L’éclosion de ChatGPT a motivé le Dr John Ayers, vice-chef de l’innovation à la division des maladies infectieuses et de la santé publique mondiale de la faculté de médecine de l’université de San Diego, à vérifier en avril dernier si le chatbot pouvait répondre avec précision et empathie aux interrogations de ses patients. De quoi soulager le corps médical et réduire les coûts pour les patients. Les résultats obtenus par cette série de test ont été compilés dans un article publié dans la revue JAMA Internal Medicine. Après avoir sélectionné au hasard 195 échanges de questions-réponses publiés en octobre dernier sur Reddit /r/AskDocs, John Ayers et ses co-auteurs ont demandé à la fois à de vrais médecins et à ChatGPT – version 3.5 – d’y répondre. Ils ont ensuite montré les échanges à un groupe de professionnels de la santé afin d’évaluer les réponses des médecins et de l’IA en termes de qualité et d’empathie sur des échelles de 5 points.
Un chatbot pour les rassurer tous
Afin que les évaluateurs ne sachent pas si les réponses ont été écrites par ChatGPT ou par un médecin, les chercheurs affirment que « les réponses ont été classées au hasard, dépouillées de toute information révélatrice et étiquetées réponse 1 ou réponse 2 afin que les évaluateurs ne connaissent pas l’identité de l’auteur ». Et qu’elle ne fut pas leur stupeur : les résultats ont largement favorisé ChatGPT par rapport à leurs confrères de chair et d’os. Les évaluateurs ont préféré la réponse de l’IA dans 78,6 % des cas, donnant aux réponses de ChatGPT une note de qualité moyenne de 4,1 sur 5 contre 3,26 pour les médecins humains. Encore plus surprenant, les réponses de ChatGPT ont été jugé comme 9,8 fois plus empathique que les réponses des médecins.

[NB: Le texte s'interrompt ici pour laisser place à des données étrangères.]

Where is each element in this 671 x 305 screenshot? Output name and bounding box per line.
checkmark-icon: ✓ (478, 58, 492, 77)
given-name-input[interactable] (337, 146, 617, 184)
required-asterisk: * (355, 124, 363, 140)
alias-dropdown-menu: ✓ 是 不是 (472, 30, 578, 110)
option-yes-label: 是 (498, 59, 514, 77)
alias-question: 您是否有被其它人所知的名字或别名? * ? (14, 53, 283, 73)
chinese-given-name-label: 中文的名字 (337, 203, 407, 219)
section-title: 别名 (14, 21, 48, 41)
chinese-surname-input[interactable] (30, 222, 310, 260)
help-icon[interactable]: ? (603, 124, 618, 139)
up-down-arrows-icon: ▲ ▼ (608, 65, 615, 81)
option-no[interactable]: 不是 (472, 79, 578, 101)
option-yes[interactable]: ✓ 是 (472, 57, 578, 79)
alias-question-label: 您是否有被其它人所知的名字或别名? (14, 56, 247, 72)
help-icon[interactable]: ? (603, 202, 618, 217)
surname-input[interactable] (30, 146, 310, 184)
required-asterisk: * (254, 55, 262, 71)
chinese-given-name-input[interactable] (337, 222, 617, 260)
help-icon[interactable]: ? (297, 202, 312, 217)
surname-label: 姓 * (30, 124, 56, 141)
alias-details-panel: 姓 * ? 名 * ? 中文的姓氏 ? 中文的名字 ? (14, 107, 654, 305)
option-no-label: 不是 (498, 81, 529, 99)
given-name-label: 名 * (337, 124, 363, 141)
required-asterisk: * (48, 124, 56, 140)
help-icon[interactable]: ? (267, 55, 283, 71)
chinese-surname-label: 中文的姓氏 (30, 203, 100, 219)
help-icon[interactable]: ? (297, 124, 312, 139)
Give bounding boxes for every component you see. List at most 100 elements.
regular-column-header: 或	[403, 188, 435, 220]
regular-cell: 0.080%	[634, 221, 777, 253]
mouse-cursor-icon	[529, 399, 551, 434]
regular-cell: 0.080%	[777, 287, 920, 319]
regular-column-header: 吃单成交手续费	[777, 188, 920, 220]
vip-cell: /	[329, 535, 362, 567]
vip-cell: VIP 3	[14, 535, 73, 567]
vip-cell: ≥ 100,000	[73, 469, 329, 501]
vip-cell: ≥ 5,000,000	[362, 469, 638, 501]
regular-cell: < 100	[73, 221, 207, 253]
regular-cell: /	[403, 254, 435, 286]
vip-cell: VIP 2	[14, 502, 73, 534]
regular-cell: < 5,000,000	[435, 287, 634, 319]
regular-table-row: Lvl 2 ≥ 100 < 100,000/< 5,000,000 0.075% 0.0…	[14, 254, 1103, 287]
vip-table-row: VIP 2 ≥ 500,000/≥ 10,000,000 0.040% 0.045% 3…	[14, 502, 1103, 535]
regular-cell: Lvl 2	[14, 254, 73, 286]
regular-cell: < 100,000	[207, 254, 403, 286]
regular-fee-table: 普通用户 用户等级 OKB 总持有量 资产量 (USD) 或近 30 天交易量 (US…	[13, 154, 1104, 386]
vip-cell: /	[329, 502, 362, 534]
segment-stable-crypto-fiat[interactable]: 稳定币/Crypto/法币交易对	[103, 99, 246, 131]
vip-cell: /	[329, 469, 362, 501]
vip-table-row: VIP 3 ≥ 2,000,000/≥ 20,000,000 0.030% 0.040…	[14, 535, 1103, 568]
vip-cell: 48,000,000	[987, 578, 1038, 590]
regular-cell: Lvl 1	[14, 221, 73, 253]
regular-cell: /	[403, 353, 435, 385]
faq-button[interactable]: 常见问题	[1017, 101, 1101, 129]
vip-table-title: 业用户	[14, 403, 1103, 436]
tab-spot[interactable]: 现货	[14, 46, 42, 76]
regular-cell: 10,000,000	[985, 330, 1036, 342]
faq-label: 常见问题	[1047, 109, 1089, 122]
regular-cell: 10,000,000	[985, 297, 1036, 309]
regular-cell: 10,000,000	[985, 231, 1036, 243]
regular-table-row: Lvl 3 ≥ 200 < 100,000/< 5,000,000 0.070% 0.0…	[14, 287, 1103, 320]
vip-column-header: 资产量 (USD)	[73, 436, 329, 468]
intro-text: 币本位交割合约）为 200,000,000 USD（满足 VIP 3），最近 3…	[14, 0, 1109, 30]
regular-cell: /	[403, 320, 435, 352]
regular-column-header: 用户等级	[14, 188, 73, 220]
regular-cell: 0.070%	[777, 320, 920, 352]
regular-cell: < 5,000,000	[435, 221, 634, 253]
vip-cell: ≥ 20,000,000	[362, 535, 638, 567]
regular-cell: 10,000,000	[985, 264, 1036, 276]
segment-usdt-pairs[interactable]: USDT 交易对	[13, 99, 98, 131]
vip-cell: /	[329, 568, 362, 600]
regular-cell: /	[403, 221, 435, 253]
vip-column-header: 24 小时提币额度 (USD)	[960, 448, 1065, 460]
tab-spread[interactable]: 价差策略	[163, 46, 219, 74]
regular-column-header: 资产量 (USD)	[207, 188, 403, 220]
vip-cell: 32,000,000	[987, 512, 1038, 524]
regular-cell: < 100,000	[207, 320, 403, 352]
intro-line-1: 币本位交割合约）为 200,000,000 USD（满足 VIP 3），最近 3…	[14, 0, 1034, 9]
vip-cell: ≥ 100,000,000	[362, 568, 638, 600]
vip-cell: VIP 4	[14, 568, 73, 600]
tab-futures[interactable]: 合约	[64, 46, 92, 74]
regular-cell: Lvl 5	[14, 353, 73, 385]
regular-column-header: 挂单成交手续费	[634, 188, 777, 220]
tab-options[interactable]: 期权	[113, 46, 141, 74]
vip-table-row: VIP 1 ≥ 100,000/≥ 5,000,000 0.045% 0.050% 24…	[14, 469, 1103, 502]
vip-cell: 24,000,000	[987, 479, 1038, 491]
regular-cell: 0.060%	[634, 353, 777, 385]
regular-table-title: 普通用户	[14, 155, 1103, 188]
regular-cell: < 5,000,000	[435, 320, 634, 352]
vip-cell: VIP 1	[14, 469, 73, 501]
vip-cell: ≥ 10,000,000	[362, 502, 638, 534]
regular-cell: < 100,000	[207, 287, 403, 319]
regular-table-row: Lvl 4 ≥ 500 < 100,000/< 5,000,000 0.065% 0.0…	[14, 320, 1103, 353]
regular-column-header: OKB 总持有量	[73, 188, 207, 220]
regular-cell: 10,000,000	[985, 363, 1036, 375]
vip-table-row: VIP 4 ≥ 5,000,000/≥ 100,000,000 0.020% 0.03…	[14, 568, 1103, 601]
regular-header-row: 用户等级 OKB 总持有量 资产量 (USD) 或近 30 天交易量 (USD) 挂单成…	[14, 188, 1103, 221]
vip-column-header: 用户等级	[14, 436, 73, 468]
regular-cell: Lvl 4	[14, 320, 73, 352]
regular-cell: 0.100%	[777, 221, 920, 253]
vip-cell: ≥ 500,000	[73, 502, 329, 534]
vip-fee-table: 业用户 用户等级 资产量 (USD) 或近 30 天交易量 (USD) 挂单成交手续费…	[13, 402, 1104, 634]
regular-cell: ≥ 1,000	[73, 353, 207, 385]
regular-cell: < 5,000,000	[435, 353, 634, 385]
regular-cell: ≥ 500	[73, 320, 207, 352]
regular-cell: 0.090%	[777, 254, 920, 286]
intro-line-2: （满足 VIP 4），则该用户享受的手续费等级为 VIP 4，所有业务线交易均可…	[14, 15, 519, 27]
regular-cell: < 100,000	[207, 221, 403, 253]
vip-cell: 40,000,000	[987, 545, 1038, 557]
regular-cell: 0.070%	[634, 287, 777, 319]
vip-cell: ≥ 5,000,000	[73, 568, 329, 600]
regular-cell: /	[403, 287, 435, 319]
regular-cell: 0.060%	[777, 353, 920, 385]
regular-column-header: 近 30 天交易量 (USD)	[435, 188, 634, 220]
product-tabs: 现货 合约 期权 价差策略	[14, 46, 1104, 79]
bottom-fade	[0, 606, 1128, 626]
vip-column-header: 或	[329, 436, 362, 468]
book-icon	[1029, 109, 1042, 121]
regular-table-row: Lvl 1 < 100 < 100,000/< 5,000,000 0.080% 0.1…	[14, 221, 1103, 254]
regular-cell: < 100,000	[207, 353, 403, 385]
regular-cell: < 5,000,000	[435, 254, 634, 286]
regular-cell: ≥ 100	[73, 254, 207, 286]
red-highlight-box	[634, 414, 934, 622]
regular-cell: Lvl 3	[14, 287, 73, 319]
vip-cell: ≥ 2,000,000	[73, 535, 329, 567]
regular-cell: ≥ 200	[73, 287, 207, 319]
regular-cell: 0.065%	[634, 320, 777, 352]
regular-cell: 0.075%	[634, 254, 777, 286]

Le Dr John Ayers estime dans un communiqué « les possibilités d’améliorer les soins de santé grâce à l’IA sont énormes » et même que « les soins augmentés par l’IA sont l’avenir de la médecine ». Pour conclure et pour vous permettre de vous faire votre propre idée, nous vous retranscrivons en le diagnostic d’un médecin et celui de ChatGPT à propos d’un patient ayant reçu de l’eau de Javel dans l’œil. Le premier explique au patient que « tout va bien se passer. Vous devez vous rincer l’œil chaque fois que vous recevez un produit chimique ou un corps étranger dans l’œil. Vous pouvez également contacter le centre antipoison au 1-800-222-1222 ».
ChatGPT, de son côté, commence par exprimer son désarroi « d’apprendre que vous avez reçu des éclaboussures d’eau de Javel dans l’œil ». Avant d’enchainer : « Il est important de rincer l’œil dès que possible après une éclaboussure de produit chimique afin d’éliminer le maximum de produit chimique et d’éviter toute irritation ou dommage supplémentaire. Si vous ne l’avez pas encore fait, vous devez rincer votre œil avec de l’eau propre ou une solution saline dès que possible ».